Si aún sonríes cuando el fantasma de mis ocurrencias camina de tu mano porque aún no ha sabido irse, si te arden los músculos de tantos abrazos sin reclamar porque no es lo mismo una despedida que una tarde entera entrelazando la vida con piernas y brazos.

¿También ves el reloj girar cuando la noche se despide y lo recibe el día con su frío amanecer?

¿También te preguntas qué estoy haciendo mientras caminas de su mano?

¿También me recuerdas en canciones de “era tan diferente cuando estabas tu” y cantas para no opacarte en el dolor?

Si tu cuerpo no responde cuando quieres llorar y lo único que puedes hacer es mirar al horizonte sin parpadeos, si lees una y otra vez algún fragmento de los mil párrafos que te dediqué, si miras mis fotografías y sientes este vacío en el pecho que se quedó a vivir conmigo.
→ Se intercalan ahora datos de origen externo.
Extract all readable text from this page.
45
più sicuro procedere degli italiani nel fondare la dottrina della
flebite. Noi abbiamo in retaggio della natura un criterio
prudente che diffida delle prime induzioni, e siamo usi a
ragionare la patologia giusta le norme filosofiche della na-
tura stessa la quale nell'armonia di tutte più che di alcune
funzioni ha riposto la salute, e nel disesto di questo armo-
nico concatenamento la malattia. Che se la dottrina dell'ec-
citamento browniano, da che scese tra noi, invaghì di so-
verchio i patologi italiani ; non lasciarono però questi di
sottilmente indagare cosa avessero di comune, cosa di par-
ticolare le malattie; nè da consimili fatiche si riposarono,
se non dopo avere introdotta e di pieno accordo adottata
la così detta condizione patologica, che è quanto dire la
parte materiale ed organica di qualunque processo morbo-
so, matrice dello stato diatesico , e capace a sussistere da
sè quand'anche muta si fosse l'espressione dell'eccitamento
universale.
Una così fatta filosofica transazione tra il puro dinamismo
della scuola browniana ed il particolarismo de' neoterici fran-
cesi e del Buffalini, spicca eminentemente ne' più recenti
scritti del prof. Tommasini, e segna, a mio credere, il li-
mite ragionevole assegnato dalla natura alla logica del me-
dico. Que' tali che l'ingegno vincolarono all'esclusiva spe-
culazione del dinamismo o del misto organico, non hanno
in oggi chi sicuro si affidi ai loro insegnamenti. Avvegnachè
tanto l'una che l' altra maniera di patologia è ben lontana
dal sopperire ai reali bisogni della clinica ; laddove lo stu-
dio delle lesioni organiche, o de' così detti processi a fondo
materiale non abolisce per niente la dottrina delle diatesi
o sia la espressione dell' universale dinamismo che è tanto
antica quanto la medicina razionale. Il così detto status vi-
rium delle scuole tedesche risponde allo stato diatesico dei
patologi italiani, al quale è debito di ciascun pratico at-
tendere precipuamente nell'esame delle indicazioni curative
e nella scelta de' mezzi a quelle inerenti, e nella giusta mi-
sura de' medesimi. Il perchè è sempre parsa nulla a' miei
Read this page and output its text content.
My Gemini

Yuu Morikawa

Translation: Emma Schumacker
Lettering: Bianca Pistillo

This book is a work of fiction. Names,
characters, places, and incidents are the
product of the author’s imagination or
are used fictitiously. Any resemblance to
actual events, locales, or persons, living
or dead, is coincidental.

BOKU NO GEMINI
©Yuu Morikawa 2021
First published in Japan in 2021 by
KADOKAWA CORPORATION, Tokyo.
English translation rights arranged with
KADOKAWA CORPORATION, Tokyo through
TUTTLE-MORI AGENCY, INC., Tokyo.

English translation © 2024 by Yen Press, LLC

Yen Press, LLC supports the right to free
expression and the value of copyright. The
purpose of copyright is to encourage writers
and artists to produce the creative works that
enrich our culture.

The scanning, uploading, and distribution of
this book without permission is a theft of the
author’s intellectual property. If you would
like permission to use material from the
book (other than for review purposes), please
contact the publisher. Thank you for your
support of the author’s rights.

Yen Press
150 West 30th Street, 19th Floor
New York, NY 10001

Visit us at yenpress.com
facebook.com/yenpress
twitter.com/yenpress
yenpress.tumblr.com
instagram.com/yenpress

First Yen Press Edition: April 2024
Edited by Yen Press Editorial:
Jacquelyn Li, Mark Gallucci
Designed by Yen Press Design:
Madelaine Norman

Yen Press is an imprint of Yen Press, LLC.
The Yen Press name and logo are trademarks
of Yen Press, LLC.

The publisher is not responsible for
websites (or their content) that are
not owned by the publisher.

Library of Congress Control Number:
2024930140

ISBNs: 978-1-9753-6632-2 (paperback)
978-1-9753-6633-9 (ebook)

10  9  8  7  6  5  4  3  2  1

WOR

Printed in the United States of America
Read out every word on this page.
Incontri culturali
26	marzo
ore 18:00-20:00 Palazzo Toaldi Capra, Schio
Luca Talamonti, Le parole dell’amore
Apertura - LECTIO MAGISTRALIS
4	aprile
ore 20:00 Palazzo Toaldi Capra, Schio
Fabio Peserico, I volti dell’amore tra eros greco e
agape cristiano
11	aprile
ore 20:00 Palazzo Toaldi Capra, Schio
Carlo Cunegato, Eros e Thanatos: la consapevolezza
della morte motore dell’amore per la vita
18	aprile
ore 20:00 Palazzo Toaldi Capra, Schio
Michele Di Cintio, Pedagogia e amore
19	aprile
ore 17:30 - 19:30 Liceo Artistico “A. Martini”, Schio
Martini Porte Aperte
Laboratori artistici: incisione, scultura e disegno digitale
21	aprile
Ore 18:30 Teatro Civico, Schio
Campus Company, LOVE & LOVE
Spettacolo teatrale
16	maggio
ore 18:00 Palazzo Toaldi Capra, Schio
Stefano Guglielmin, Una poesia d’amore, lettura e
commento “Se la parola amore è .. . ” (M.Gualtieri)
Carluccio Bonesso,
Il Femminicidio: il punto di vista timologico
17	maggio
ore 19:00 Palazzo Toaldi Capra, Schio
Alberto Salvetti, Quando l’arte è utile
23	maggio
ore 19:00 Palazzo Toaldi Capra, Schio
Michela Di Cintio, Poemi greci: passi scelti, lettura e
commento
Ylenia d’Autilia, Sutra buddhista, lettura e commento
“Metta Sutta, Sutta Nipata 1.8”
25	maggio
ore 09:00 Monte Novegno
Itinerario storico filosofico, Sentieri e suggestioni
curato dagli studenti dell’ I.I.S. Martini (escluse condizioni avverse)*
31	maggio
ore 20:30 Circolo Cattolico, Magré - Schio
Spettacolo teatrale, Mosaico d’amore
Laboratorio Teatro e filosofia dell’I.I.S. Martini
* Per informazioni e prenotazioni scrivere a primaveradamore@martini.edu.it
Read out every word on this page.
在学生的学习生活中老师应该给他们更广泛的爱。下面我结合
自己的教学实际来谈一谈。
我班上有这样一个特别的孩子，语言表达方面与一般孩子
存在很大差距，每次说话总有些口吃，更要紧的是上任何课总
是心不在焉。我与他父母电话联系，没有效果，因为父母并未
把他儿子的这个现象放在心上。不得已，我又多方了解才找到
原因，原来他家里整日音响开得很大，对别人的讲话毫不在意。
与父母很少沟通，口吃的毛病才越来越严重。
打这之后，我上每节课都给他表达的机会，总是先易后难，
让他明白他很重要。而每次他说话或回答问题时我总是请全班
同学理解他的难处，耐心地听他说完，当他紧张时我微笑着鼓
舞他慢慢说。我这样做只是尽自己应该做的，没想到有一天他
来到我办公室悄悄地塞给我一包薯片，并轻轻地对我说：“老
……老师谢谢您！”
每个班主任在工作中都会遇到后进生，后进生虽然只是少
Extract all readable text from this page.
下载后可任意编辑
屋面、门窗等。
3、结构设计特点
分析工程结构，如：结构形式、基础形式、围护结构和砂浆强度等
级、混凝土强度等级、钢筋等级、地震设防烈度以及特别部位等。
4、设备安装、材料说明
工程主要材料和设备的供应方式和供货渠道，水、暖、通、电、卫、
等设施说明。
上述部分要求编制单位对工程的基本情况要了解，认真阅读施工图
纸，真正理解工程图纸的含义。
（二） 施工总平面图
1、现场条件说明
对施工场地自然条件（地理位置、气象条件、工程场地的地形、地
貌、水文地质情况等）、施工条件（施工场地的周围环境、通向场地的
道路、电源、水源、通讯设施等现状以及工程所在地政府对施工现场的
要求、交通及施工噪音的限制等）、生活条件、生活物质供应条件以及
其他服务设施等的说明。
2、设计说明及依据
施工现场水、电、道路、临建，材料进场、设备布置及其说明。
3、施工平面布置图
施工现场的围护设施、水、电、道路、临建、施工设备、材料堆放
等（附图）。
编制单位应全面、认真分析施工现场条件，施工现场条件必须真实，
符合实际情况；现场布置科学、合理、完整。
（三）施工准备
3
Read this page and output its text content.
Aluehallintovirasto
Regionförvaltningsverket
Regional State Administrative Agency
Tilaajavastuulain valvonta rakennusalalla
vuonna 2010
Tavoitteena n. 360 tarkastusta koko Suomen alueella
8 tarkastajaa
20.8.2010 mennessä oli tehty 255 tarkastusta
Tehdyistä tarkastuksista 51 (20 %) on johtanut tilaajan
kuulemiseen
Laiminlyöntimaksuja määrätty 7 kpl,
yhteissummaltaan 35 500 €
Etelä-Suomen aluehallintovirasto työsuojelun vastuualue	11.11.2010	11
O tal vez también veas videos de tips para superar una ruptura en los reels de Instagram, o las frases cliché que dicen: “si es para ti, ni aunque te quites y si no es para ti, ni aunque te pongas”. Y tal vez también habites el dolor como yo y lo acompañes con dos o tres canciones de Juan Gabriel que quisieras cantar para mí.

Cata Chauta.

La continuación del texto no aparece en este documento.